You’re comfortable with your Mac by now; you’ve learned some terminology and you’ve found some shortcuts. But every time there’s an upgrade to your system there are changes to explore. (Remember to click on the illustrations to enlarge. Then do Esc. to go back.)
Let’s look at your Apple Menu. Go to the top menu bar, clear to the left side. Click on the tiny apple.
Click on About This Mac. Now click on More Info . . .
Up comes a box with headings: Overview, Displays, Storage, Memory and on the far right side is Support and Service.
Displays brings up the name, size and graphics info, and you can click to bring up User Manual. You can also do Displays Preferences where you can adjust brightness, resolution, rotation, and AirPlay Mirroring. Under Color you have profile info that you can open and also calibrate.
Storage brings up colorful graphs showing how much memory is used on your HD: audio, movies, photos, apps, backups, and other. It shows how much free memory you have out of the total available.
If you have a separate device for your Time Machine here is where you see how much memory is being used for those same categories, and it also posts how much free memory is available.
The SuperDrive is shown and lists Disc formats that can be written, such as CD-R, CD-RW.
Go back to Overview. Click On Memory and it tells you how many memory slots you have, each of which accepts which memory modules, and will say if all memory slots are currently in use. In small type under that you can click where it says Memory Upgrade instructions.
On the right hand side of About this Mac is Support. Click to bring up OS X Resources, Help center, OS X Support. Under Macintosh Resources you can click to go to User Manual, Specifications, and Hardware Support.
On the far right hand side of About This Mac click Service. It tells about the limited warranty, & the complimentary telephone technical support. It tells about the AppleCare Protection Plan. It says that even if your coverage has expired you may still be able to pay for any repairs you need through an Apple-authorized technician. Here you can click to check your service and support coverage status, and your service and repair options.
Depending on your Mac and the system you’re using this will vary.

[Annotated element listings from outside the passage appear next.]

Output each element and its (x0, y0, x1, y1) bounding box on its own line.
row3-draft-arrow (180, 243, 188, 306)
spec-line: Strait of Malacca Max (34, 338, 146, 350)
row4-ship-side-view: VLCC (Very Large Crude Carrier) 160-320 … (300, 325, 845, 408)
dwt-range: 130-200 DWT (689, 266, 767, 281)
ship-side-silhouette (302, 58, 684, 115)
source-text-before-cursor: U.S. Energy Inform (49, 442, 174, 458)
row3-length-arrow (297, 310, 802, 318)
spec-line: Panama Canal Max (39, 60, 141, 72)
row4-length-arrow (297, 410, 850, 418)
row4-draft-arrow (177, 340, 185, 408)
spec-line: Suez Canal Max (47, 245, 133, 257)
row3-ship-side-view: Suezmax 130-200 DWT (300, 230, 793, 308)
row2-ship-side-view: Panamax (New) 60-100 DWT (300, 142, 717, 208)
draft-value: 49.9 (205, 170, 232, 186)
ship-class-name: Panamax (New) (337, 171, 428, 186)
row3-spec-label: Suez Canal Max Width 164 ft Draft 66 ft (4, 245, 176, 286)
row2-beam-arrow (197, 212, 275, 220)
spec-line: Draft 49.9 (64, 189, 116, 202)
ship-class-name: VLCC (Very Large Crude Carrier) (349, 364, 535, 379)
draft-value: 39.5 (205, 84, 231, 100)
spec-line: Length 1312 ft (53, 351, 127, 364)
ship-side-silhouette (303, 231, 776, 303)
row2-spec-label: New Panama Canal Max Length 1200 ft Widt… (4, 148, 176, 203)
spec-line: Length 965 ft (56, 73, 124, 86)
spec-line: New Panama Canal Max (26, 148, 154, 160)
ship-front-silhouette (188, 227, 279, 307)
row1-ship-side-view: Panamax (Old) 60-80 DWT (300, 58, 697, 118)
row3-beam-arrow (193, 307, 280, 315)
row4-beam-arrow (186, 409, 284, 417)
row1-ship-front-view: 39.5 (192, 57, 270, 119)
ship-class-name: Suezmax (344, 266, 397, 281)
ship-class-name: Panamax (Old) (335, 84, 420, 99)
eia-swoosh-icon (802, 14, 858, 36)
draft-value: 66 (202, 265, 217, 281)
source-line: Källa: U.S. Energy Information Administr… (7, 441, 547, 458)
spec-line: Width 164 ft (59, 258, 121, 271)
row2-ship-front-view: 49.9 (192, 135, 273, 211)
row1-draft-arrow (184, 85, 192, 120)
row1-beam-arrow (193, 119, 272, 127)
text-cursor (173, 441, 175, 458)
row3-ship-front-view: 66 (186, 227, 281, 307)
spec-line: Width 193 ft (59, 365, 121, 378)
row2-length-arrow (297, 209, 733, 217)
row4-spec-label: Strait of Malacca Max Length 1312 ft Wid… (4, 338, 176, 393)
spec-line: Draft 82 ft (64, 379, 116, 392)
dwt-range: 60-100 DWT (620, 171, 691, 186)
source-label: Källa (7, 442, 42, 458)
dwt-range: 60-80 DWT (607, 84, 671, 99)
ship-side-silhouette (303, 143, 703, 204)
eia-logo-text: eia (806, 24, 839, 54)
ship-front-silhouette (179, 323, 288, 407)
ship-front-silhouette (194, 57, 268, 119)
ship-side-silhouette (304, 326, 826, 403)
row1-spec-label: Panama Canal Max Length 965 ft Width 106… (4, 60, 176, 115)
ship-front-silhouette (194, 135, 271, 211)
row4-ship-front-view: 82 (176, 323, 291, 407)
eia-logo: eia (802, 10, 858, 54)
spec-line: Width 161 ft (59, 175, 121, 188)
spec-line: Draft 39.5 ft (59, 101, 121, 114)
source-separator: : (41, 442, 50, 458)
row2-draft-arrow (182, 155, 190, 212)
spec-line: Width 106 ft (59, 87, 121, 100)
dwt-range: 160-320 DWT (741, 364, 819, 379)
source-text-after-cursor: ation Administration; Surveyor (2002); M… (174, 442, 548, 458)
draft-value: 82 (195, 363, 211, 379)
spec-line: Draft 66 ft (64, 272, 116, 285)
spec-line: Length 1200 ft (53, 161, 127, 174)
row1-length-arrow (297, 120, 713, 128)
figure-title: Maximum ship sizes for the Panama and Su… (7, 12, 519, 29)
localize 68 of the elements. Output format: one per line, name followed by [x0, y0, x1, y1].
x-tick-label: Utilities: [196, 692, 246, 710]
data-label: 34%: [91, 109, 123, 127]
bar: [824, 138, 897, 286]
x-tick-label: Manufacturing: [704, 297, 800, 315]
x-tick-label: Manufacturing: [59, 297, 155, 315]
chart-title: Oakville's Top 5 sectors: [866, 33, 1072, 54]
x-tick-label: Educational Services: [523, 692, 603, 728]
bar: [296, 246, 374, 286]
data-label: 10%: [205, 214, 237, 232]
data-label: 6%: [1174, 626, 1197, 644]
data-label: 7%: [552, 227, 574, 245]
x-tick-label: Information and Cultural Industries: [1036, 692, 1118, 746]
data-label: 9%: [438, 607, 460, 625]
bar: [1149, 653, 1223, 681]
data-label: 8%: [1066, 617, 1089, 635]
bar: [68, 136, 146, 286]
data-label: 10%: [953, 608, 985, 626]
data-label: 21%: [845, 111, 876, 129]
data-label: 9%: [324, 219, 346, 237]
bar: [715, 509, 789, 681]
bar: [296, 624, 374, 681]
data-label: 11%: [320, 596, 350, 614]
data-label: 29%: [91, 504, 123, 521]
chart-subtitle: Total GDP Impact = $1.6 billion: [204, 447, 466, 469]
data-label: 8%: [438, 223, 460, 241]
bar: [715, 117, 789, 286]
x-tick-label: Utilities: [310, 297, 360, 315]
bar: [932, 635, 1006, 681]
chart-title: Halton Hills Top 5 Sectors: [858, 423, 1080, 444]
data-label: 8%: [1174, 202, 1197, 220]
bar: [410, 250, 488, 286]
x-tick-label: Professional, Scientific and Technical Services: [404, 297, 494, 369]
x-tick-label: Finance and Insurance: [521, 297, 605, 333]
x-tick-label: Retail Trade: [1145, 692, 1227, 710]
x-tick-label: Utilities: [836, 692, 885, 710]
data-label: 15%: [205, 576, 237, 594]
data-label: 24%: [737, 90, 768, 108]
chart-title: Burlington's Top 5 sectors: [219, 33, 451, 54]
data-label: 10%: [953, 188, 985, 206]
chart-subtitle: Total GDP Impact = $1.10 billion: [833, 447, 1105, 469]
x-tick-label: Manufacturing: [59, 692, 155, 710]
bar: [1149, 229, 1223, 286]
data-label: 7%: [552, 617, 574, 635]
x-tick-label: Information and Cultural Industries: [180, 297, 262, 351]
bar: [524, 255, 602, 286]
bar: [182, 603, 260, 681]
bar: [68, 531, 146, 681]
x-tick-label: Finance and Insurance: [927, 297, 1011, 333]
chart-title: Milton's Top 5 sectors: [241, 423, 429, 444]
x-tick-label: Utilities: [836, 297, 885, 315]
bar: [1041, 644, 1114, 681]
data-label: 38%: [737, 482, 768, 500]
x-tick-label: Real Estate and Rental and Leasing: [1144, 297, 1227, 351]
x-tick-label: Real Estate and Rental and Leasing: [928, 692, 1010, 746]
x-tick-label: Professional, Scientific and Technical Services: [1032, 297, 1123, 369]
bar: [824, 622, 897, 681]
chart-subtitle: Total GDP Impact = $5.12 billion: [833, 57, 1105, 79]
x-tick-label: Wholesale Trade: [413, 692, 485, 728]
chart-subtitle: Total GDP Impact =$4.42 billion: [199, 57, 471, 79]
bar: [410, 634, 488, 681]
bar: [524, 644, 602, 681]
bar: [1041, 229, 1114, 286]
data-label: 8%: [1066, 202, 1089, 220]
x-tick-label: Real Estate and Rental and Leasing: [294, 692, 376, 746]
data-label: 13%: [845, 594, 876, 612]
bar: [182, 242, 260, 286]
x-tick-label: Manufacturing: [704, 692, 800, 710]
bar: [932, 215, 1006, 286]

I’ve got 10.8.5.
Back to the little apple on the main menu. You can rearrange Dock. Do you use Recent Items as a handy way to find where you recently were? October issue of Macworld magazine tells that you can hold down the Command key to get some other choices. Also, here’s Force Quit.
Under File you can choose Quick Look.
Under Edit you can choose Start Dictation, or use fn fn (the function key).
Under View you can do Clean Up, Sort by, and Show View Options.
Under Go, there’s a list of your recently created folders.
Under Help, is where we’ve probably all gone, at sometime or other. Helpful links there.
Look at the other items along that very top menu bar. There’s DropBox, the icon for the Time Machine backup, day and time, and the very last is Notifications.
On the top, far right hand side click on the magnifying glass icon. That brings up Spotlight which does your search. Type in a word or phrase and your smart little computer brings up a list of possibilities for you to check for the one thing you want. As you bring your cursor down the list a tiny image of the page will show up. But where is that document? Click on Command and the R to bring it up in its folder.
Just for fun I typed in cow. One of the documents listed brought up a picture of a cow with our son Peter. Doing Command R opened it, showing me where it was found.
Spotlight’s list that appears has Top Hit, Documents, PDF Documents, Images, Messages that mention “cow,” Presentations, Look Up brings your word up in the Dictionary, and finally Web Searches and Spotlight Preferences.
Here’s a shortcut that’s really handy: In Pages: Command + Z puts back in what you accidentally deleted when you did Command X, instead of doing Command C to copy!
Last, but not least, do you use “hot corners” also known as Active Screen Corners? Go to System Preferences on the Dock, click on Desktop & Screen Saver. In Screen Saver you can choose hot corners and slideshows. You also choose how soon the slides should start. When you drag your cursor to one of the corners of the screen the slideshow will begin to entertain you. Moving the cursor away from the corner brings back your normal view of your desktop.
You’ll discover shortcuts that you’ll be happy to use. You’ll also discover methods that you might not need or use now, but it’s good to keep learning.
That’s the fun of Mac. : )
This is today's PMUG handout for 10-19-13. Hope to see you at our next meeting.